In parallel,

even when increased level of insulin in the

In parallel,

even when increased level of insulin in the umbilical cord blood is found in GMD [71], confirming earlier observations [22, 51, 99], there is not information regarding the potential mechanism(s) associated with this specific response to insulin by the fetoplacental unit in GDM [5, 81, 83, 101]. Abnormal regulation of the insulin receptor splicing in key tissues responsive to insulin may occur in patients with insulin resistance, but its role is unclear in GDM [50, 81]. A recent study shows that IR-A activation by insulin activates a predominant mitogenic instead of a metabolic signaling selleck inhibitor pathway in HUVEC [98] (F Westermeier and L Sobrevia, unpublished observations), as described in response to IR-B activation in the R-cell line of mouse embryonic fibroblasts SCH772984 nmr [75]. These findings suggest differential cell signaling pathways activated by these insulin receptor subtypes in the human fetoplacental macrocirculation [35, 75]. Thus, modulation of the expression level of these isoforms will have a consequence in the metabolism of the endothelial cells of the fetoplacental unit in GDM. Other evidence suggests that decreased insulin response could result from increased IR-A over IR-B expression as reported in skeletal muscle of patients with type 2 diabetes

mellitus [63] and patients with myotonic dystrophy type 1 [73] or 2 [7, 73]. A potential insulin resistance in parallel with reduced insulin sensitivity and β-cell function in the human fetus from GDM pregnancies is reported [71]. Thus, differential expression of insulin receptor isoforms in fetoplacental tissues could be playing a

role in this Progesterone phenomenon. There is not available information regarding functionality of the l-arginine/NO pathway or the expression of hCATs and eNOS in placental microvascular endothelium from GDM pregnancies [39, 81]. However, in hPMEC from normal pregnancies l-arginine uptake has been reported as mediated by system y+/CATs with apparent Km ~ 90 μM and system y+L with apparent Km ~ 2 μM [26]. Based on the apparent Km values detected in these assays, it was suggested that hCAT-1 isoform instead of hCAT-2A or hCAT-2B isoforms were responsible of l-arginine transport in this cell type.
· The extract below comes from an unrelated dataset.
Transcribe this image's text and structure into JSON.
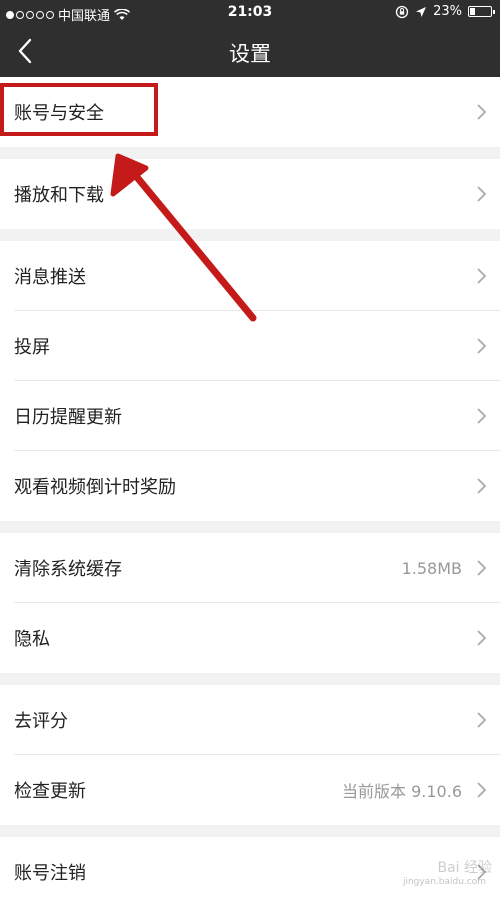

Interestingly, since hCAT-2B transport activity occurs with an apparent Km in a similar range of that for hCAT-1 activity in hPMEC (E Guzmán-Gutiérrez and L Sobrevia, unpublished observations) and most mammalian cells [24, 53, 81], complementary assays such as trans-stimulation of transport, or the use of tools leading to knockdown or overexpression of these membrane transporters, are required for a better discrimination between these two potential transport mechanisms. We have found that l-arginine transport is mediated by hCAT-1 and hCAT-2B in hPMEC from normal pregnancies, a phenomenon most likely under modulation by insulin (E Guzmán-Gutiérrez and L Sobrevia, unpublished observations).